In the late 1970s and early 1980s, MRP software made it possible to run net requirement calculations overnight. Before MRP, this took 20 people almost a full month of manual work. So the rule everywhere was: run the calculation once a month.

MRP eliminated that constraint. Companies could recalculate daily.

Most companies kept running the calculation once a month.

The limitation was gone. The rule stayed. Only 3-4% of MRP adopters captured any meaningful bottom-line benefit. The rest paid for expensive software, expensive data cleanup, and 20 people checking data instead of running calculations — with the same output as before.

The technology worked. The implementation failed because the old rules were never touched.

The three questions

Goldratt's framework produces three gates you must pass before any technology implementation is ready to succeed.
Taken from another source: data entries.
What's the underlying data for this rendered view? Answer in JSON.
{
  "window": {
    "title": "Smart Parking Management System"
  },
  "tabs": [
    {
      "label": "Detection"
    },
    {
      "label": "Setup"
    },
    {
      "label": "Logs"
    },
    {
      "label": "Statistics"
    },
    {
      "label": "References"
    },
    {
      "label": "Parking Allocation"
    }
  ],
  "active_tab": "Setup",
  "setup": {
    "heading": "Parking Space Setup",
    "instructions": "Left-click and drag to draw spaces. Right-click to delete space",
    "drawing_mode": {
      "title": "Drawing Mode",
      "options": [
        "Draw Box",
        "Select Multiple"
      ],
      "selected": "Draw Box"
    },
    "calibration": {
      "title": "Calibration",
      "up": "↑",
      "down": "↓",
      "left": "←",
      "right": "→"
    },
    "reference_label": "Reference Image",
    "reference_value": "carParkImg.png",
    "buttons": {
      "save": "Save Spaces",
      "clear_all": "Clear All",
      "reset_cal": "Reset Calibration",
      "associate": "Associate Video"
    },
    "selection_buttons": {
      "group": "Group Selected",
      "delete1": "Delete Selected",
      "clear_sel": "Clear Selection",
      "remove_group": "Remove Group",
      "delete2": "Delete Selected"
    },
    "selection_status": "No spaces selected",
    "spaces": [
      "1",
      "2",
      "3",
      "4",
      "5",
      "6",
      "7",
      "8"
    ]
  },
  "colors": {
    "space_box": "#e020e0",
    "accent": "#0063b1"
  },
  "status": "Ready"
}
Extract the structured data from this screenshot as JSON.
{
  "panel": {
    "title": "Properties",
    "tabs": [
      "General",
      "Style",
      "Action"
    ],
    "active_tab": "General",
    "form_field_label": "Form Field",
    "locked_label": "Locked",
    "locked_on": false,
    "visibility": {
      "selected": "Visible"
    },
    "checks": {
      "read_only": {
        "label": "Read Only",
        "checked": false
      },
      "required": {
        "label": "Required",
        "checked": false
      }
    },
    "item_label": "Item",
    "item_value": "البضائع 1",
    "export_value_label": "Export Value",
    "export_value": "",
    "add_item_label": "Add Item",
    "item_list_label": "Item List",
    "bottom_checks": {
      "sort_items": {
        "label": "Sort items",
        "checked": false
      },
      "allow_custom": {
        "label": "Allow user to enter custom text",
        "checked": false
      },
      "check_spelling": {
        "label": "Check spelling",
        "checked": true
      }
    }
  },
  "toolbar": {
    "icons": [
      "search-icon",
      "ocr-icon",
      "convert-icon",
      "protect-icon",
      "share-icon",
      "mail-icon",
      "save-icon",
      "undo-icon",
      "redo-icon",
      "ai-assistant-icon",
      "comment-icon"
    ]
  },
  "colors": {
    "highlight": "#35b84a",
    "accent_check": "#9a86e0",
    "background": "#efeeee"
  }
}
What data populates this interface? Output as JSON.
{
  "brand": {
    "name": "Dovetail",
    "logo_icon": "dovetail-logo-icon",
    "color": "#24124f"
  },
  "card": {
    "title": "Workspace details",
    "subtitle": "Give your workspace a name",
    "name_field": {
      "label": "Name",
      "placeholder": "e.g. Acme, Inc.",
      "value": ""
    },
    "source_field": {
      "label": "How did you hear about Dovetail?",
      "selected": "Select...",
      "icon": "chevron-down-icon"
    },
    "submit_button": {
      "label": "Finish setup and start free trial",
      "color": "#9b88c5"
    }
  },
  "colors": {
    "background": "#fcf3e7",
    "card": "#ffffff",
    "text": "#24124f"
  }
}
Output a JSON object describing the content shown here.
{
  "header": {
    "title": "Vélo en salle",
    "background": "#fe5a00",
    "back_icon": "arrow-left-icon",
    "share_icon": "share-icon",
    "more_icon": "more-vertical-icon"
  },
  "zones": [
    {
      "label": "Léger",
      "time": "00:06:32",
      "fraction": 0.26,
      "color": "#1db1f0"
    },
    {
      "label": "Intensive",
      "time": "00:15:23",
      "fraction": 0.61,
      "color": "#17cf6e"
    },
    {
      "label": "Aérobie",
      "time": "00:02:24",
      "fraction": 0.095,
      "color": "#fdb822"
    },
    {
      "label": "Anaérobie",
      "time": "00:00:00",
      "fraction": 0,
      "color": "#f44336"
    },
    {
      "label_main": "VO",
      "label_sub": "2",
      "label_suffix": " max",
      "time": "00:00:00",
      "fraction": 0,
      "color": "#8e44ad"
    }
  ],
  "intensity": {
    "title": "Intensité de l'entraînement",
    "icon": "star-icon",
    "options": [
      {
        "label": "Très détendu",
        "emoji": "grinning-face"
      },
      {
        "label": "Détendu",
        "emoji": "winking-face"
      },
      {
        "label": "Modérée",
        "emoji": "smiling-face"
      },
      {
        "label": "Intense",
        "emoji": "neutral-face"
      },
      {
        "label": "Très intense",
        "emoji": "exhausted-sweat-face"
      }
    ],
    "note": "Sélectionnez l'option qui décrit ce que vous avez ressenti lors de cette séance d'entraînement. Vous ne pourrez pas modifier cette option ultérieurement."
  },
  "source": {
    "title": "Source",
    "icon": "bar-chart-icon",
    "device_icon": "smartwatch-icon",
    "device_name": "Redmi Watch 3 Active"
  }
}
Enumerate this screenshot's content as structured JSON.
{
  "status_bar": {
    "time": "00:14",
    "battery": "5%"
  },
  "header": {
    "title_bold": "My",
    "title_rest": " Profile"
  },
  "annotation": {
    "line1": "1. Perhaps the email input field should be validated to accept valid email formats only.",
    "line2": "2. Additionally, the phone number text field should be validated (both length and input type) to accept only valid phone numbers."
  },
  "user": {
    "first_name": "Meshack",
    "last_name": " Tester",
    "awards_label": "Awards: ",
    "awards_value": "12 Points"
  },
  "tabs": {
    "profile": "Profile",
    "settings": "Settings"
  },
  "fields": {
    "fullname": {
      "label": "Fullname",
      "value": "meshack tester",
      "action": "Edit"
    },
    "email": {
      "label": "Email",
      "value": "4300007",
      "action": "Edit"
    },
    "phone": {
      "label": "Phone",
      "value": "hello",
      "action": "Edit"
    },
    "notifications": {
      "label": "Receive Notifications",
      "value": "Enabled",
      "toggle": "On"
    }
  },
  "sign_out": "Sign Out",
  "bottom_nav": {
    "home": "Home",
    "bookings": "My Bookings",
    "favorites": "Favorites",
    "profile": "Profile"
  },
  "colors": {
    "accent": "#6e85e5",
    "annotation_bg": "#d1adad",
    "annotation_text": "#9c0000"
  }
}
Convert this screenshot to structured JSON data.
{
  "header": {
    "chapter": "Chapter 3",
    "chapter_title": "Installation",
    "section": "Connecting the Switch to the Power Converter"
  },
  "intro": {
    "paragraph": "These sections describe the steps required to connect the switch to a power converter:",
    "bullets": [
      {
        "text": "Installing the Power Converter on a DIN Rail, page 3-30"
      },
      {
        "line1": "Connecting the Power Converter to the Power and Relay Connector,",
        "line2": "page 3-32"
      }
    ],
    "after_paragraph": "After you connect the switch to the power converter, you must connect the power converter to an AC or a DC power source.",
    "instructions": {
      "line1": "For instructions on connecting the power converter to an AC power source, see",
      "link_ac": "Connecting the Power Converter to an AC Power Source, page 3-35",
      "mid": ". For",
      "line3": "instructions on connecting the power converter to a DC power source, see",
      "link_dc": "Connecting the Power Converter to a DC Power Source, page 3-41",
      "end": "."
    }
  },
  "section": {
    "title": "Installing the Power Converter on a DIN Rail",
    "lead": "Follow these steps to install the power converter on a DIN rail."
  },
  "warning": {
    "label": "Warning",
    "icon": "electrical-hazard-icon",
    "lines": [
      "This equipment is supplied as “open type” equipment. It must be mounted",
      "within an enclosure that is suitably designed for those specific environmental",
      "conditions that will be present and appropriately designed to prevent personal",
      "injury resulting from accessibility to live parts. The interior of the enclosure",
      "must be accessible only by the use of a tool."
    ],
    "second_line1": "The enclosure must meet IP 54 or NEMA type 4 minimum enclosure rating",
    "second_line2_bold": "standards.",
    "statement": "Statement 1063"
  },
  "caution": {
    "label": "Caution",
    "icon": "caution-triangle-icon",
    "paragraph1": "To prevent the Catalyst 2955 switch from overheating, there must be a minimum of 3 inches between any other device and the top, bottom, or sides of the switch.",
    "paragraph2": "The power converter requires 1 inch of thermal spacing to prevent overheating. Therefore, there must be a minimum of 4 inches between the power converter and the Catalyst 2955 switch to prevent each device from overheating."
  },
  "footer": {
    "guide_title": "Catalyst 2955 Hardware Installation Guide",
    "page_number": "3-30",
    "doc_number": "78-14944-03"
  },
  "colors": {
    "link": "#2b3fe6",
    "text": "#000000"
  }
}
Applied to AI:

1. What specific limitation does AI diminish in this process?

Not a vague answer. Not "AI makes us faster." A specific step in a specific process that is constrained by something AI can now address: a routing decision that previously required human judgment, a classification task that took hours of manual review, a drafting step that bottlenecked the team before anything else could proceed. If you cannot name the limitation precisely, you do not yet know what you are building.

The agent opportunity analysis is the tool for finding and ranking these across your functions.

2. What rules exist today specifically because of that limitation?

This is the question almost nobody asks — and it is the one that determines whether the project produces results or a good demo.

When a step required human judgment, the organization built habits around it: scheduling approval meetings, batching work so a person could review in bulk, adding headcount at the constraint, creating escalation paths for the decision. Those are not incidental habits. They are rules put in place to function despite the constraint. If you deploy AI and leave those rules in place, you get the MRP outcome. The force that keeps those rules alive past their reason is inertia, and it is the default state of every organization, not the exception.

3. What should the new rules be?

With the limitation diminished, the old rules are no longer load-bearing. New rules need to replace them, and there is more than one option — some of which are not obviously better. The answer is not written in the technology. It requires deliberately designing the new workflow once the old constraint is gone.

Why this matters for AI specifically

The more powerful the technology, the larger the limitation it removes, and the bigger the cost of leaving the old rules intact.

AI's specific breakthrough is making reasoning steps automatable: judgment calls that previously halted a process and waited for a human can now be handled inline. That removes a category of limitation that has been in every organization since organizations existed. The old rules are everywhere. Approval workflows. Escalation paths. Daily standups to surface decisions. Review queues. Org structures built around who makes what calls. Many of those rules exist because a step required a person. When that requirement goes away, the rules need to change with it.

This is also why proven process first matters so much: if the process has not been documented, you cannot accurately answer Question 1 and you cannot identify the rules in Question 2. The SOP is how you read the rules that have accumulated around a limitation over time. Without it, you are guessing at both the constraint and the fix.

The gate test

Before approving any AI transformation project, treat these three questions as a gate. The project sponsor needs to answer all three in specific, concrete terms:

  1. Which step in which process does this diminish, and what is the current constraint?
  2. What rules exist today because of that constraint? Name them.
  3. What replaces them? Name those too.

If any answer is vague, the project is not ready. Not because the AI is wrong. Because the implementation is not yet aimed at anything specific enough to change.

Goldratt's observation from three decades of watching technology implementations: the bigger the limitation a technology removes, the worse the outcome when you keep the old rules. AI is the most powerful process technology in a generation. The cost of getting the rules wrong is proportionally large.